La confrontation systématique entre des pièces d’époque et leur pendant actuel tout au long du parcours offre de ce point de vue une perspective proprement vertigineuse. A croire que rien n’a bougé. Quelle différence entre ces pattes d’éléphant à falbalas chaussant un pantalon moulant de Jean Paul Gaultier et ces manchettes à volants de dentelle d’un justaucorps de courtisan ? De part et d’autre, on retrouve la même hypertrophie d’un détail… à 300 ans de distance.  » Les rouages de la mode n’ont pas beaucoup changé depuis le XVIIe siècle, rappelle Eric Pujalet-Plaa, assistant de conservation. Guidés par des motivations économiques autant que par les aspirations des nantis à se démarquer de leurs semblables, les créateurs amplifient, superposent, rapiècent, écorchent, détournent, pour attirer l’attention, accentuer les effets… de manche.  »

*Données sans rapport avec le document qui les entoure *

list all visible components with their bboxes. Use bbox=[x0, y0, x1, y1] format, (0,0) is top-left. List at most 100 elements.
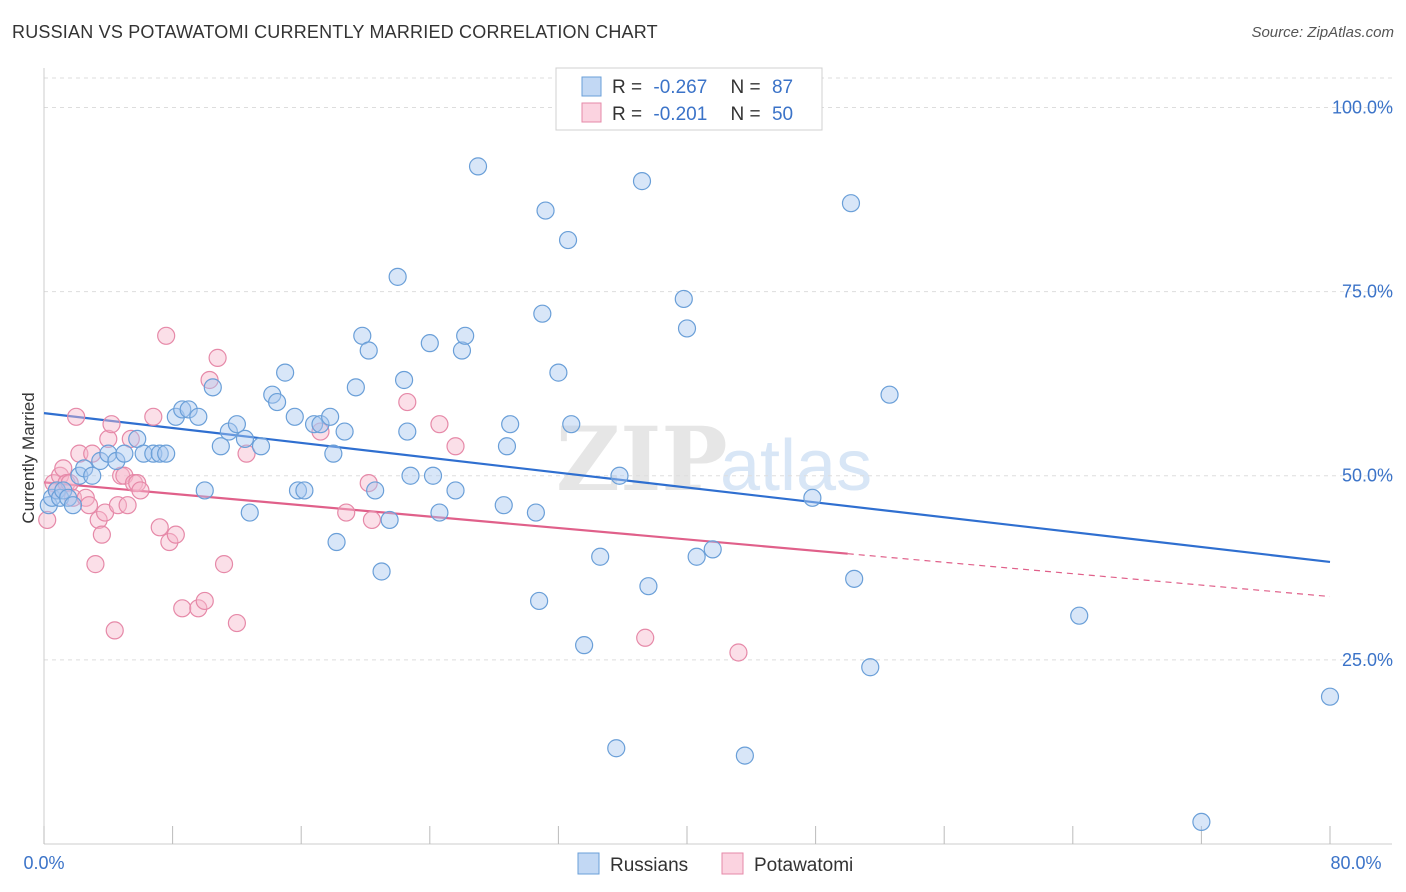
data-point-russians bbox=[562, 415, 581, 434]
data-point-russians bbox=[591, 547, 610, 566]
data-point-russians bbox=[841, 194, 861, 213]
data-point-russians bbox=[304, 415, 324, 434]
data-point-russians bbox=[251, 437, 271, 456]
data-point-russians bbox=[401, 466, 420, 485]
data-point-russians bbox=[430, 503, 449, 522]
data-point-russians bbox=[295, 481, 314, 500]
data-point-russians bbox=[335, 422, 354, 441]
data-point-russians bbox=[195, 481, 214, 500]
data-point-russians bbox=[189, 407, 208, 426]
source-label: Source: ZipAtlas.com bbox=[1251, 24, 1394, 41]
data-point-russians bbox=[1320, 687, 1340, 706]
watermark-zip: ZIP bbox=[556, 407, 728, 511]
data-point-russians bbox=[63, 496, 83, 515]
data-point-potawatomi bbox=[63, 488, 83, 507]
data-point-russians bbox=[456, 326, 475, 345]
data-point-russians bbox=[845, 569, 864, 588]
data-point-russians bbox=[536, 201, 555, 220]
data-point-russians bbox=[346, 378, 365, 397]
data-point-russians bbox=[687, 547, 706, 566]
data-point-potawatomi bbox=[729, 643, 748, 662]
data-point-potawatomi bbox=[157, 326, 176, 345]
data-point-potawatomi bbox=[131, 481, 150, 500]
data-point-russians bbox=[227, 415, 246, 434]
data-point-russians bbox=[607, 739, 626, 758]
data-point-russians bbox=[533, 304, 552, 323]
y-tick-label: 50.0% bbox=[1342, 466, 1393, 486]
legend-r-label-russians: R = bbox=[612, 77, 642, 98]
data-point-russians bbox=[530, 591, 549, 611]
data-point-russians bbox=[677, 319, 697, 338]
data-point-russians bbox=[150, 444, 169, 463]
data-point-russians bbox=[388, 267, 407, 286]
data-point-potawatomi bbox=[144, 407, 163, 426]
data-point-russians bbox=[639, 577, 658, 596]
data-point-potawatomi bbox=[102, 415, 121, 434]
data-point-russians bbox=[468, 157, 488, 176]
data-point-potawatomi bbox=[99, 429, 118, 449]
x-tick-label-max: 80.0% bbox=[1330, 853, 1381, 873]
data-point-russians bbox=[179, 400, 198, 419]
data-point-potawatomi bbox=[38, 510, 57, 530]
data-point-russians bbox=[632, 172, 652, 191]
data-point-potawatomi bbox=[195, 591, 214, 611]
legend-n-value-russians: 87 bbox=[772, 77, 793, 98]
legend-swatch-potawatomi bbox=[581, 102, 602, 123]
data-point-potawatomi bbox=[105, 621, 124, 640]
svg-text:R = -0.201 N =: R = -0.201 N = 50 bbox=[612, 104, 793, 125]
data-point-russians bbox=[803, 488, 822, 507]
data-point-russians bbox=[880, 385, 899, 404]
data-point-potawatomi bbox=[173, 599, 192, 618]
legend-n-label-potawatomi: N = bbox=[731, 104, 761, 125]
data-point-russians bbox=[526, 503, 545, 522]
data-point-russians bbox=[1192, 812, 1211, 832]
data-point-russians bbox=[211, 437, 230, 456]
data-point-russians bbox=[235, 429, 255, 449]
data-point-potawatomi bbox=[208, 348, 227, 367]
data-point-potawatomi bbox=[89, 510, 108, 530]
data-point-potawatomi bbox=[79, 496, 99, 515]
bottom-legend-swatch-russians bbox=[577, 852, 600, 875]
y-tick-label: 100.0% bbox=[1332, 97, 1393, 117]
data-point-russians bbox=[423, 466, 443, 485]
data-point-potawatomi bbox=[398, 392, 417, 412]
y-axis-label: Currently Married bbox=[19, 392, 38, 523]
data-point-russians bbox=[327, 532, 346, 552]
bottom-legend-swatch-potawatomi bbox=[721, 852, 744, 875]
data-point-potawatomi bbox=[166, 525, 185, 544]
data-point-potawatomi bbox=[67, 407, 86, 426]
data-point-russians bbox=[558, 230, 578, 250]
data-point-russians bbox=[144, 444, 163, 463]
legend-n-value-potawatomi: 50 bbox=[772, 104, 793, 125]
stats-legend: R = -0.267 N = 87 R = -0.201 N = 50 bbox=[555, 67, 823, 131]
series-legend: Russians Potawatomi bbox=[577, 852, 853, 876]
data-point-russians bbox=[366, 481, 385, 500]
data-point-russians bbox=[703, 540, 722, 559]
data-point-russians bbox=[311, 415, 330, 434]
data-point-russians bbox=[394, 370, 414, 390]
data-point-russians bbox=[372, 562, 391, 581]
data-point-potawatomi bbox=[214, 555, 234, 574]
data-point-russians bbox=[115, 444, 134, 463]
legend-r-label-potawatomi: R = bbox=[612, 104, 642, 125]
x-tick-label-min: 0.0% bbox=[23, 853, 64, 873]
legend-swatch-russians bbox=[581, 76, 602, 97]
data-point-russians bbox=[288, 481, 308, 500]
data-point-russians bbox=[501, 415, 520, 434]
data-point-russians bbox=[420, 334, 439, 353]
legend-r-value-potawatomi: -0.201 bbox=[653, 104, 707, 125]
data-point-russians bbox=[452, 341, 472, 360]
data-point-potawatomi bbox=[150, 518, 169, 537]
data-point-potawatomi bbox=[92, 525, 111, 544]
data-point-potawatomi bbox=[86, 555, 105, 574]
data-point-russians bbox=[398, 422, 417, 441]
data-point-russians bbox=[735, 746, 754, 765]
data-point-russians bbox=[861, 658, 880, 677]
data-point-russians bbox=[494, 496, 513, 515]
data-point-russians bbox=[203, 378, 222, 397]
data-point-russians bbox=[359, 341, 378, 360]
bottom-legend-label-russians: Russians bbox=[610, 855, 688, 876]
legend-r-value-russians: -0.267 bbox=[653, 77, 707, 98]
data-point-russians bbox=[575, 636, 594, 655]
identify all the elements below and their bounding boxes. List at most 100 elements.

Paradoxalement, c’est au moment où la femme renonce largement à sa panoplie, préférant comme son homologue masculin, et par commodité, porter la même tenue du matin au soir – si possible passe-partout -, que l’homme est incité à renouer avec la parure, avec la fantaisie. Si pas par le truchement du vêtement, directement à même le corps. Comme dans le piercing et le tatouage. Difficile de ne pas voir dans ce retournement de situation l’influence combinée des forces économiques en mal de débouchés et d’une société individualiste qui a substitué une logique de communication à une logique de classe. Il n’est plus prioritaire de faire riche, mais jeune et séduisant. A quoi il faut encore ajouter le métissage des cultures, qui a fait craquer les coutures du costume trois-pièces traditionnel en multipliant les propositions alléchantes. John Galliano et d’autres ont su en tirer parti.

Juste retour des choses en somme si l’on veut bien jeter un £il du côté de la nature. L’image d’un couple de paons rappelle que dans les espèces animales à dimorphisme sexué, l’éclat se trouve en général du côté du mâle, qui doit à la fois impressionner ses rivaux et séduire la femelle. Au même titre que le chevalier courtois qui combat pour sa dame en portant ses couleurs. Ou que le jeune branché urbain qui arbore un ensemble Veronique Branquinho pour amadouer sa  » proie « , et plus si affinités. Toujours la même chanson…

Rien de neuf donc sous le (Roi) soleil. N’était-ce la longue éclipse du XIXe et de la première moitié du XXe (voir ci-dessous), sans doute trouverait-on tout à fait normal de voir des hommes déambuler en fourreau dans les rues, sans pour autant penser qu’ils ont mis de côté leur virilité. Au fond, en extirpant peu à peu son apparence du purgatoire bourgeois, l’homme occidental ne fait que retisser le lien avec une longue tradition. L’homme (ré)paré retrouve ses marques.